Figuring out what you want to say is tough and determining what most appropriately warrants your care and attention can be equally opaque. In the electronic-tinged Was All Talk Vile admits ‘there was a time in my life when they thought I was all talk’ but at his most loudly exerted, in the grungy Neil Young homage KV Crimes, he contends ‘I think I’m ready to claim what’s mine, rightfully’. During the subdued and exquisitely gliding Too Hard, Vile makes a pledge of solidarity, ‘I will promise to do my very best for you, that won’t be too hard,’ while also admitting to encroaching frailty ‘even though I’m just human after all’. Although the statement comes with a pre-emptive concession, it’s so humanely professed that failure to meet the proposed duty is evidence of a universal resistance that tinctures our lives.
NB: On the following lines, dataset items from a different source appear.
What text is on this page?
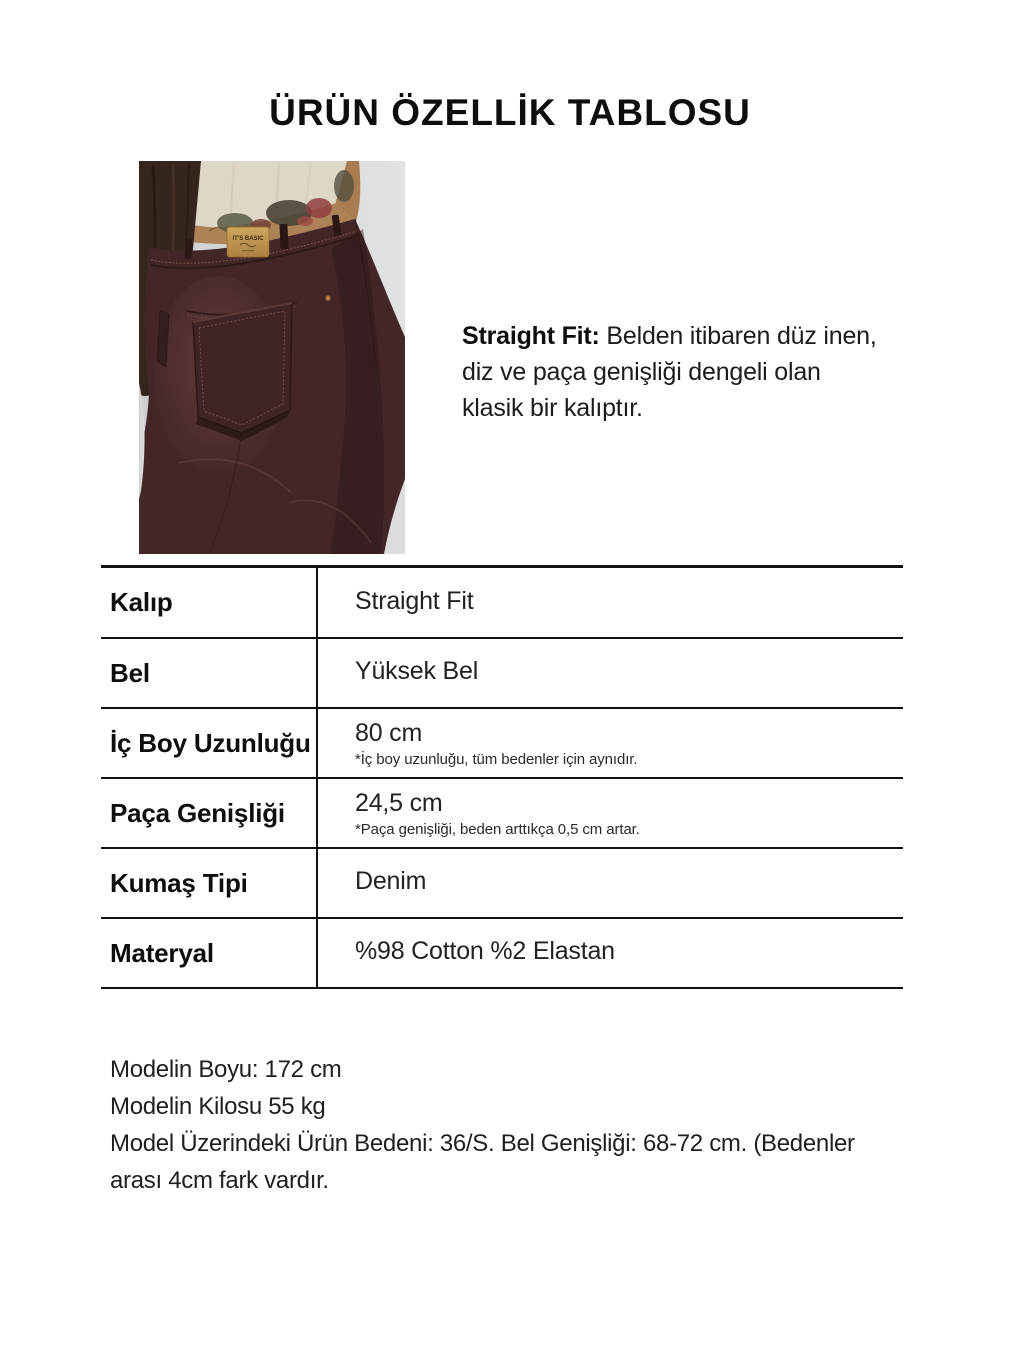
ÜRÜN ÖZELLİK TABLOSU
IT'S BASIC
Straight Fit: Belden itibaren düz inen,
diz ve paça genişliği dengeli olan
klasik bir kalıptır.
Kalıp	Straight Fit
Bel	Yüksek Bel
İç Boy Uzunluğu 80 cm
*İç boy uzunluğu, tüm bedenler için aynıdır.
Paça Genişliği	24,5 cm
*Paça genişliği, beden arttıkça 0,5 cm artar.
Kumaş Tipi	Denim
Materyal	%98 Cotton %2 Elastan
Modelin Boyu: 172 cm
Modelin Kilosu 55 kg
Model Üzerindeki Ürün Bedeni: 36/S. Bel Genişliği: 68-72 cm. (Bedenler
arası 4cm fark vardır.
This isn’t background music, nor is it frazzled stoner meandering, as stated in meditative album closer Goldtone, ‘you’d think I was stoned, but I never – as they say – touch the stuff’. Even when the vocals are a feathery warble (on the aforementioned Too Hard) the melodies don’t peter out into dusty chaos with the passing breeze. Guitars dominate and sometimes the vocals can be obscured, but this is a reflection of the narrator’s fleeting excitement being disrupted by doubt-inducing variables.

Sonically the album is very immediate and John Agnello’s production captures the band with clarity. Many songs end with an instrumental repeating chord progression that gradually builds but never quite sizzles. As a result, each song (most exceeding six minutes) incites an image sequence in the mind of the listener that accompanies the narrative suggestions. It’s a continuation of the mood established that gestures it’s now time to proceed with your own inner-exploration from this stimulated vantage point.

Kurt Vile doesn’t force his way into your psyche, he calmly creeps in. But once he’s entered it’s not simply to be nice and affable. Wakin On A Pretty Daze exemplifies art’s ability to return us to things we already knew but have misplaced due to the fabricated seriousness demanded by everyday trivialities.